Two documentaries of particular relevance and interest to the Jewish community have been released recently on DVD: A Film Unfinished and Hijacking the Holy Land: Palestine, Propaganda and Peace, both of which will also air on TV next month.

A Film Unfinished is director Yael Hersonski’s first feature documentary film, but she brings to it years of experience editing programs for Israeli television, as well as producers Noemi Schory and Itay Ken-Tor of Belfilms. Schory founded Belfims in 1988 and serves as a film director and producer for Yad Vashem; Ken-Tor has been with Belfilms as a director and producer of documentary series since 2000. Together, the trio has put together a film that should become part of any Holocaust education endeavor.

The narration provides the necessary context for viewers: among thousands of films found after the Second World War in a concrete vault was one called Das Ghetto (The Ghetto). Featuring a mix of what turned out to be staged and unstaged scenes shot in the Warsaw Ghetto in 1942, the film, which bore no credits and no narration of its own, was considered a documentation of ghetto life and death until the discovery almost 40 years later of footage that included outtakes, clearly showing that healthier-looking Jews were forced to be actors in various scenes.

A Film Unfinished presents all the footage of the propaganda film  (just over an hour), explaining which sequences were set up by the Nazis, such as an elaborate funeral procession and a champagne party, showing the supposed richness of Jews in the ghetto, and shots of these supposedly wealthy Jews passing indifferently by the outstretched arms of their begging brethren. It also explains which shots were of the real conditions in the ghetto; these include footage of emaciated individuals and people having to step over corpses in the streets.
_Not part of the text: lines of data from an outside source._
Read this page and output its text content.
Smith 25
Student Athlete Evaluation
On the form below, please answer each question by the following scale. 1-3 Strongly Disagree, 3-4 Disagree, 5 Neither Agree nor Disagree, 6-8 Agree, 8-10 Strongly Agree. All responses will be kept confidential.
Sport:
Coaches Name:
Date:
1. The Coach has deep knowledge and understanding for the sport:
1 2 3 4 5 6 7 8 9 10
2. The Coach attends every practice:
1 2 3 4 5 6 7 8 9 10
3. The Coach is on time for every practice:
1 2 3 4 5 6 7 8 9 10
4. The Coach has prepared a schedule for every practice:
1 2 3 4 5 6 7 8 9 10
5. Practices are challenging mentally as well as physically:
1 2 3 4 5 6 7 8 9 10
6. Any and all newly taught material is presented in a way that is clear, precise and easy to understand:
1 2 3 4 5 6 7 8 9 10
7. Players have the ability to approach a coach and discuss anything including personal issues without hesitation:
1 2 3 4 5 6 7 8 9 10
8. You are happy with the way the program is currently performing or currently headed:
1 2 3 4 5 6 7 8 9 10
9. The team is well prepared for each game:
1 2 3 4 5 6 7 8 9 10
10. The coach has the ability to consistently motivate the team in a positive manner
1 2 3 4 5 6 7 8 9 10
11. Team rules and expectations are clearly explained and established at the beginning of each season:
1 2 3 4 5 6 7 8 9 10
As in other ghettos, the Warsaw Ghetto had a Nazi-appointed Jewish council, and part of the narration is from the diary of the head of that council, Adam Czerniaków, who clandestinely kept records in the hope that they would be read by future generations, as well as from material from the archives organized by Emanuel Ringelblum for the same reason. Several survivors of the ghetto supplement the documentary with their memories, as well as their commentary on the scenes being shown of the Nazi propaganda film. Information for the documentary is also gleaned from reports written by the head of the Jewish Quarter in Warsaw, Heinz Auerswald, to his superiors, and a re-enactment of testimony given by Willy Wist, the only cameraman who could be identified as having worked on the project. Wist claims he knew nothing of the Nazis’ intentions with regard to the Jews in the ghetto.

More information about A Film Unfinished can be found at afilmunfinished.com, where visitors can also download a free copy of a 12-page study guide prepared by educator and filmmaker Stuart Weinstock of Columbia University. It will air on VisionTV on May 2, 7 p.m.
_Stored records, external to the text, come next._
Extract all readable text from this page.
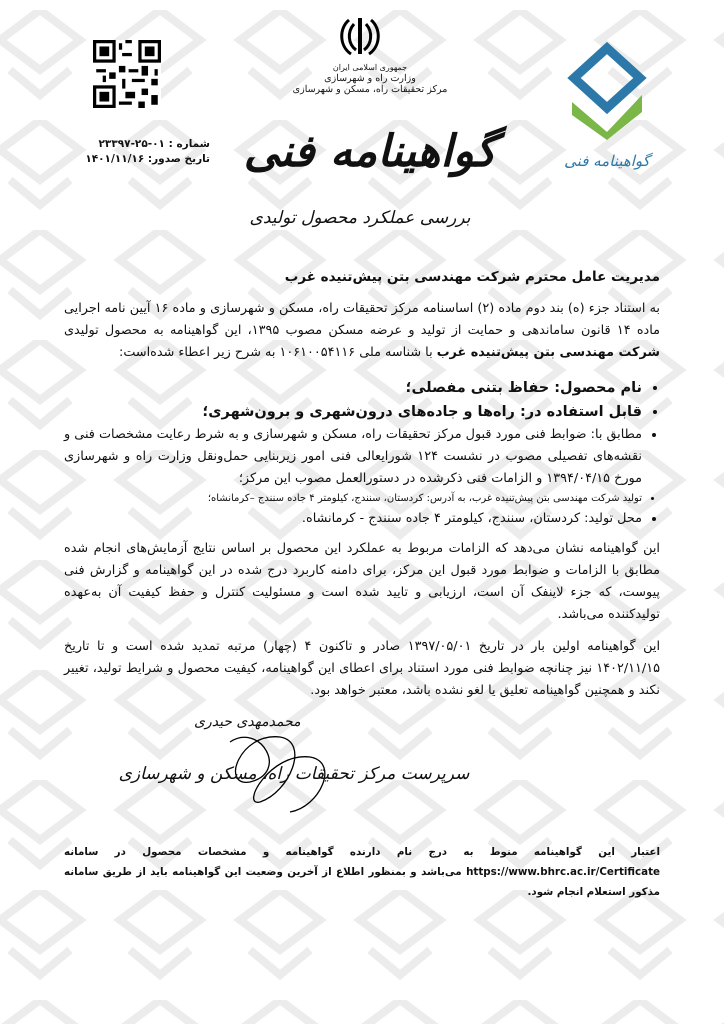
شماره : ۰۱-۲۵-۲۳۳۹۷
تاریخ صدور: ۱۴۰۱/۱۱/۱۶
جمهوری اسلامی ایران
وزارت راه و شهرسازی
مرکز تحقیقات راه، مسکن و شهرسازی
گواهینامه فنی
گواهینامه فنی
بررسی عملکرد محصول تولیدی
مدیریت عامل محترم شرکت مهندسی بتن پیش‌تنیده غرب

به استناد جزء (ه) بند دوم ماده (۲) اساسنامه مرکز تحقیقات راه، مسکن و شهرسازی و ماده ۱۶ آیین نامه اجرایی ماده ۱۴ قانون ساماندهی و حمایت از تولید و عرضه مسکن مصوب ۱۳۹۵، این گواهینامه به محصول تولیدی شرکت مهندسی بتن پیش‌تنیده غرب با شناسه ملی ۱۰۶۱۰۰۵۴۱۱۶ به شرح زیر اعطاء شده‌است:

• نام محصول: حفاظ بتنی مفصلی؛
• قابل استفاده در: راه‌ها و جاده‌های درون‌شهری و برون‌شهری؛
• مطابق با: ضوابط فنی مورد قبول مرکز تحقیقات راه، مسکن و شهرسازی و به شرط رعایت مشخصات فنی و نقشه‌های تفصیلی مصوب در نشست ۱۲۴ شورایعالی فنی امور زیربنایی حمل‌ونقل وزارت راه و شهرسازی مورخ ۱۳۹۴/۰۴/۱۵ و الزامات فنی ذکرشده در دستورالعمل مصوب این مرکز؛
• تولید شرکت مهندسی بتن پیش‌تنیده غرب، به آدرس: کردستان، سنندج، کیلومتر ۴ جاده سنندج –کرمانشاه؛
• محل تولید: کردستان، سنندج، کیلومتر ۴ جاده سنندج - کرمانشاه.

این گواهینامه نشان می‌دهد که الزامات مربوط به عملکرد این محصول بر اساس نتایج آزمایش‌های انجام شده مطابق با الزامات و ضوابط مورد قبول این مرکز، برای دامنه کاربرد درج شده در این گواهینامه و گزارش فنی پیوست، که جزء لاینفک آن است، ارزیابی و تایید شده است و مسئولیت کنترل و حفظ کیفیت آن به‌عهده تولیدکننده می‌باشد.

این گواهینامه اولین بار در تاریخ ۱۳۹۷/۰۵/۰۱ صادر و تاکنون ۴ (چهار) مرتبه تمدید شده است و تا تاریخ ۱۴۰۲/۱۱/۱۵ نیز چنانچه ضوابط فنی مورد استناد برای اعطای این گواهینامه، کیفیت محصول و شرایط تولید، تغییر نکند و همچنین گواهینامه تعلیق یا لغو نشده باشد، معتبر خواهد بود.

محمدمهدی حیدری
سرپرست مرکز تحقیقات راه، مسکن و شهرسازی
اعتبار این گواهینامه منوط به درج نام دارنده گواهینامه و مشخصات محصول در سامانه https://www.bhrc.ac.ir/Certificate می‌باشد و بمنظور اطلاع از آخرین وضعیت این گواهینامه باید از طریق سامانه مذکور استعلام انجام شود.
Not as well crafted or as vital to watch for Jewish community members, Hijacking the Holy Land is nonetheless an important documentary to show to people who are undecided or under-educated about the Israeli-Palestinian conflict.

Director Chris Atkins has 18 years of experience in television, while executive producer Joe Amaral is the author of Understanding Jesus and the host and producer of the TV show First Century, which tries to teach Christians about the biblical roots of Christianity. Their pro-Israel stance is clear in Hijacking the Holy Land, but that doesn’t mean that the evidence they provide is any less true.

The documentary is divided into many sections, framed within the context of the main question of whether peace can ever be gained by Israel ceding land to the Palestinians. The filmmakers offer much evidence that Palestinian children are taught from a young age not only to hate Jews, but to aspire to martyrdom by killing Jews, and that Arab and Palestinian leaders will not be satisfied until Israel (and Jews) no longer exist. The documentary provides ample film footage and television clips over decades that show Arab and Palestinian protests against Jews, and the extreme anti-Israeli propaganda being spread by Palestinian media, academics and clerics, as well as claims that deny any Jewish history in the area at all. It examines the central role of former Palestine Liberation Organization head Yasser Arafat in escalating the terror against Israel.

Hijacking the Holy Land also goes through the history of the region and tackles head on the criticisms against Israel, such as it being an apartheid state and an occupier. It does so through interviews with many experts on, or living in, the region, including professors from York University and representatives of Palestinian Media Watch, Arabs for Israel and others, as well as Amir Gissin, consul general of Israel for Toronto and Western Canada, and Israel Defence Forces spokesman Capt. Benjamin Rutland.

Hijacking the Holy Land will air on PBS’s Independent Lens series on May 3. Check local listings for times.